The economy probably added 2.11 million jobs in 2017, including an estimated 190,000 workers in December, the median projection of economists surveyed by Bloomberg ahead of Labor Department data due Friday. That would exceed the roughly 1.98 million that analysts were forecasting before the year began. The expected unemployment rate of 4.1 percent last month, unchanged from November, is well below the 4.6 percent economists had penciled in a year ago for the fourth quarter…

Economists surveyed by Bloomberg see U.S. employment gains slowing to 154,000 a month by the fourth quarter from roughly 176,000 a month in 2017, according to the median estimate in a survey last month before the tax bill passed.

The reason: workers are just becoming more scarce. Thirty percent of small-business owners had job openings they couldn't fill in November, according to the National Federation of Independent Business's monthly survey. Hiring qualified workers was ranked as the second most-important problem, after taxes.

"I hear anecdotes from firms that tell me they're having a hard time finding workers," Fed Chair Janet Yellen said last month. "We expect the pace of job gains to moderate over time."

The Federal Open Market Committee continues to expect the tightening labor market to show up in higher wages and inflation over the medium term, according to minutes from the committee's Dec. 12-13 meeting, released Wednesday. Most participants reiterated support for gradual interest-rate hikes.

Trump has predicted his tax plan would contribute to higher wages, which has been largely missing from the expansion.
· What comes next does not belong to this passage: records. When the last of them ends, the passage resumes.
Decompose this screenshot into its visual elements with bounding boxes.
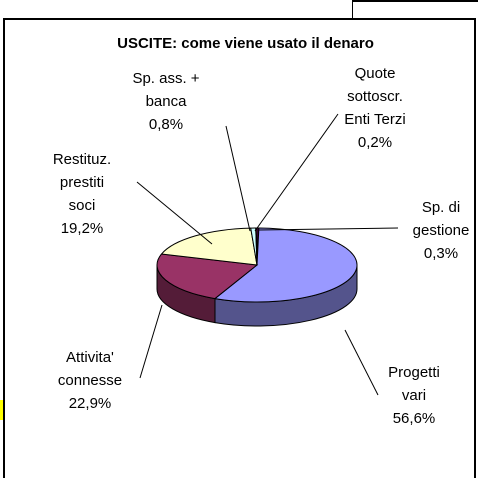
slice-top [213,227,358,303]
leader-line [136,181,213,245]
slice [160,227,258,266]
data-label: Sp. ass. + banca 0,8% [106,67,226,136]
category-label: Sp. di gestione [412,199,470,239]
leader-line [344,329,379,396]
category-label: Restituz. prestiti soci [52,151,112,214]
chart-title: USCITE: come viene usato il denaro [117,35,374,52]
value-label: 19,2% [60,220,104,237]
leader-line [254,113,339,232]
value-label: 56,6% [392,410,436,427]
selected-cell [0,400,4,420]
value-label: 22,9% [68,395,112,412]
data-label: Progetti vari 56,6% [354,361,474,430]
category-label: Attivita' connesse [57,349,123,389]
value-label: 0,2% [357,134,393,151]
data-label: Attivita' connesse 22,9% [30,346,150,415]
slice [213,227,358,327]
chart-frame [3,18,476,478]
slice-top [160,227,258,266]
cell-box [352,0,478,18]
leader-line [225,125,251,232]
category-label: Quote sottoscr. Enti Terzi [344,65,406,128]
data-label: Restituz. prestiti soci 19,2% [22,148,142,240]
leader-line [258,227,399,231]
value-label: 0,8% [148,116,184,133]
slice [156,253,259,324]
leader-line [139,304,163,379]
value-label: 0,3% [423,245,459,262]
data-label: Sp. di gestione 0,3% [381,196,491,265]
category-label: Sp. ass. + banca [132,70,200,110]
category-label: Progetti vari [388,364,440,404]
slice-top [156,253,259,300]
data-label: Quote sottoscr. Enti Terzi 0,2% [315,62,435,154]
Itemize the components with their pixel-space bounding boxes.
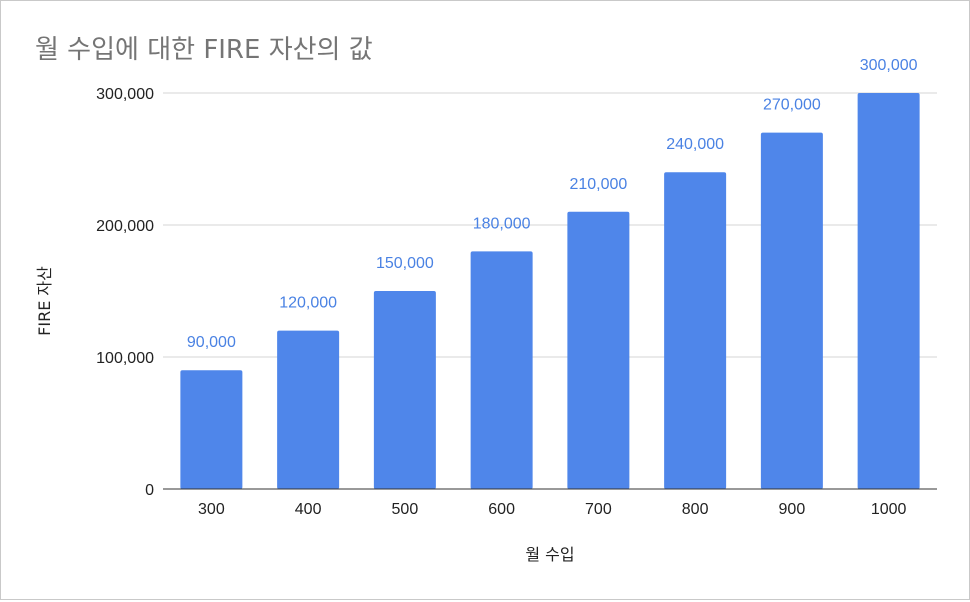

Average hourly earnings likely rose 2.5 percent from a year earlier in December, unchanged from November's pace, and below the gains of more than 3 percent prior to the 2007-2009 recession.

"This gets us better wages, bigger paychecks, lower taxes," Trump said last month.

Some economists agree with the president, at least for the current year.

"Last year's slowing in job growth was the natural result of an economy that is running out of spare labor," said Michael Feroli, JPMorgan Chase & Co.'s chief U.S. economist. With the tax overhaul boosting growth modestly, "it is reasonable to conjecture that the effect of higher labor demand may be more apparent in higher wages than in faster job growth."

Translation: The forgotten working folks who voted for Donald Trump are seeing the benefit of his economic policies in more hours, especially in the manufacturing sector, higher wages and more job security in the outlook for new orders.

However, the outlook is not rosy for all employers and employees.

Retail is getting hit hard by the continuing growth of online sales and traditionally labor-intensive retailers like grocery stores are testing robots and other forms of automation that will reduce employment in those sectors. Matching labor skills with job openings will be a continuing challenge as the retail sector changes and the role of traditional on the floor service and sales workers changes with it.

Democrats will ignore this good news or call it trickledown economics, but the forgotten working families of America will likely see the Trump economic boom as the best Christmas they’ve had in a long time.